Le lendemain on trouva, échoués dans la baie de Laprairie, ses restes sanglants, que se disputait une bande de vautours.

Cependant Co-lo-mo-o avait suivi les compagnons de son père dans l'éclaircie ouverte au milieu de l'île. Il était content de savoir sa libératrice en sûreté; mais ne se préoccupait plus guère d'elle, croyant qu'elle retournerait, sans encombre, à Caughnawagha.

Une fois dans la clairière, il remarqua que le nombre des insulaires augmentait.

Ils arrivaient de toutes les parties de l'ilot et semblaient, pour ainsi dire, sortir de dessous terre.

Bientôt on en put compter plus de deux cents.

Gens robustes, à la mine énergique, ils appartenaient aux classes ouvrières de la société.

Les trappeurs, les bateliers, les cageux, dominaient néanmoins dans la masse.

La clairière était couverte de monde. Poignet-d'Acier grimpa sur la gigantesque statue dont il a été question déjà, et, s'adressant à la multitude:

—Mes amis, dit-il, le but qui nous rassemble vous est connu. Quels que soient nos motifs, nous voulons tous briser le joug que l'Angleterre fait peser sur ce pays. Pour moi, ce n'est pas le désir d'une heure; il y a plus de vingt ans qu'il me brûle, que j'en poursuis la réalisation.

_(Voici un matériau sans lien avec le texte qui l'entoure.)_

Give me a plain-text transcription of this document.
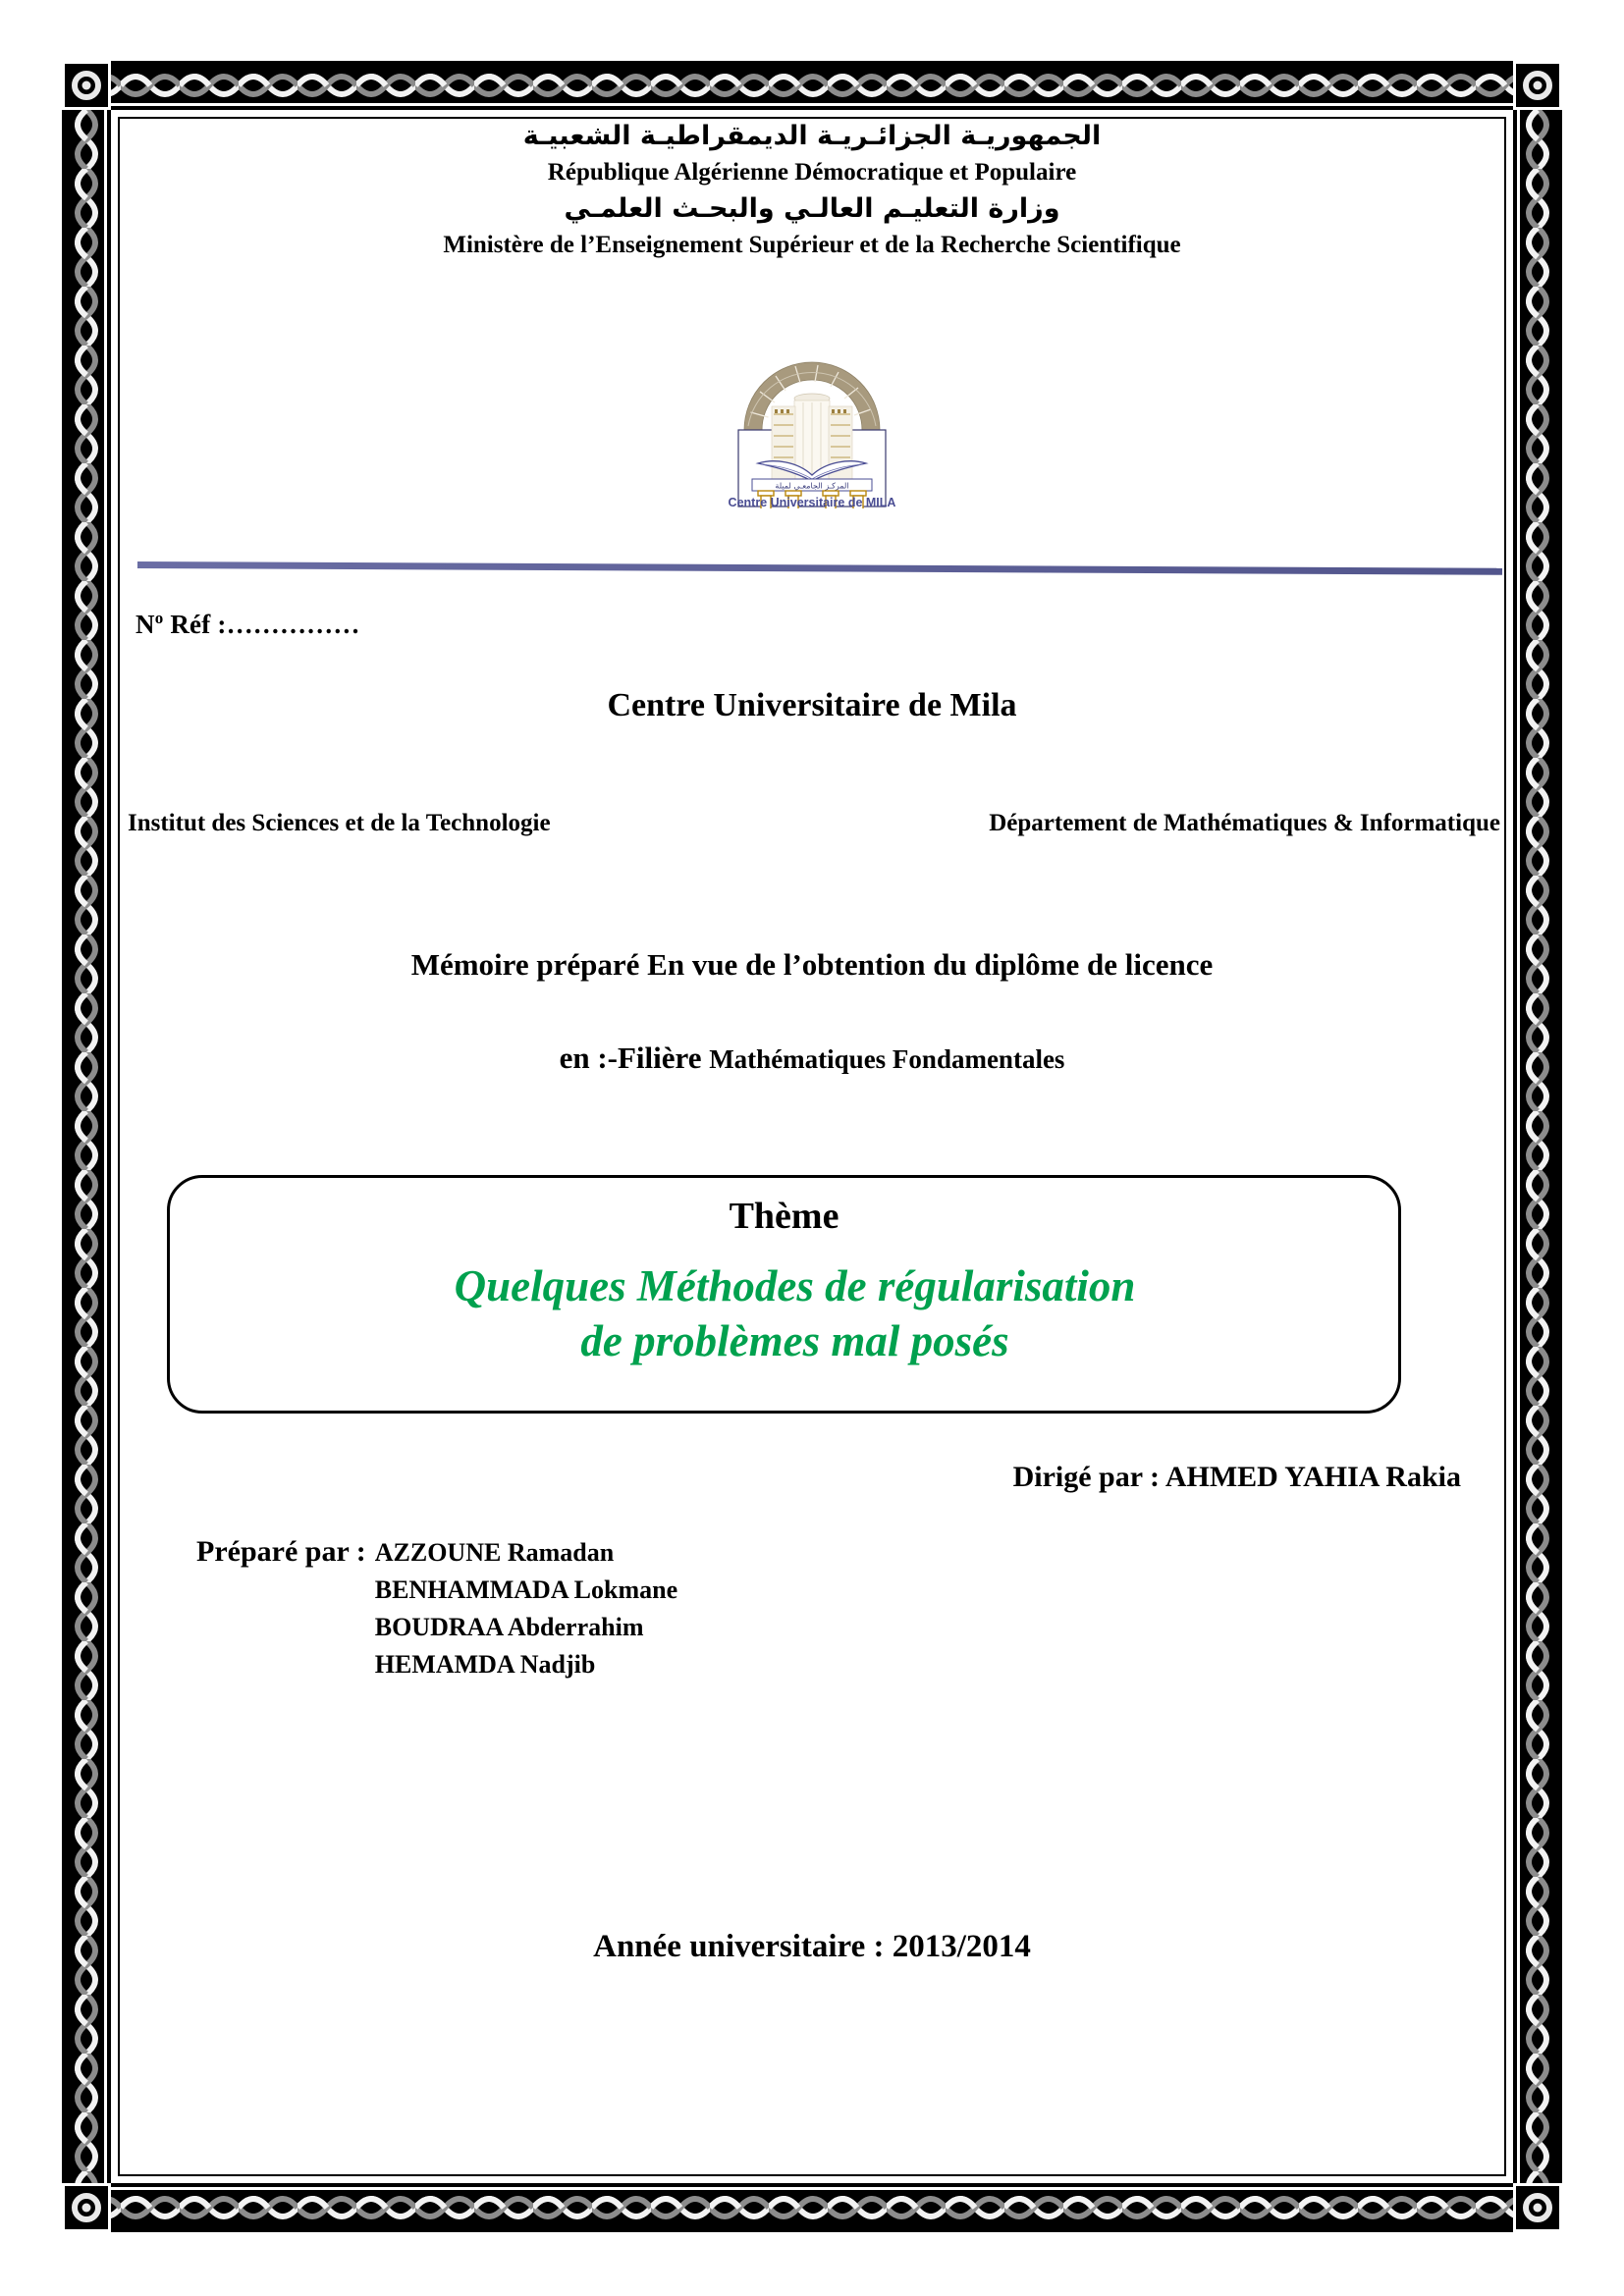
الجمهوريـة الجزائـريـة الديمقراطيـة الشعبيـة
République Algérienne Démocratique et Populaire
وزارة التعليـم العالـي والبحـث العلمـي
Ministère de l’Enseignement Supérieur et de la Recherche Scientifique
المركـز الجامعـي لميلة
Centre Universitaire de MILA
$N^o$ Réf :……………
Centre Universitaire de Mila
Institut des Sciences et de la Technologie	Département de Mathématiques & Informatique
Mémoire préparé En vue de l’obtention du diplôme de licence
en :-Filière Mathématiques Fondamentales
Thème
Quelques Méthodes de régularisation
de problèmes mal posés
Dirigé par : AHMED YAHIA Rakia
Préparé par : AZZOUNE Ramadan
BENHAMMADA Lokmane
BOUDRAA Abderrahim
HEMAMDA Nadjib
Année universitaire : 2013/2014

Ils le savent, ceux qui m'ont accompagné des déserts de la Colombie jusqu'ici. Deux fois, j'ai possédé des richesses si grandes que j'aurais pu acheter tout le Canada aux tyrans qui l'oppriment et qui le vendraient s'ils en trouvaient un prix capable de satisfaire leur cupidité; mais, deux fois, mes trésors m'ont été enlevés au moment où je les rapportais pour vous délivrer de l'infâme tyrannie sous laquelle Canadiens et Indiens, Irlandais et même Anglais, voue gémissez. Cependant, quoique ruiné, je n'ai jamais perdu l'espoir. N'avais-je pas avec moi des hommes intrépides, dévoués jusqu'à la mort?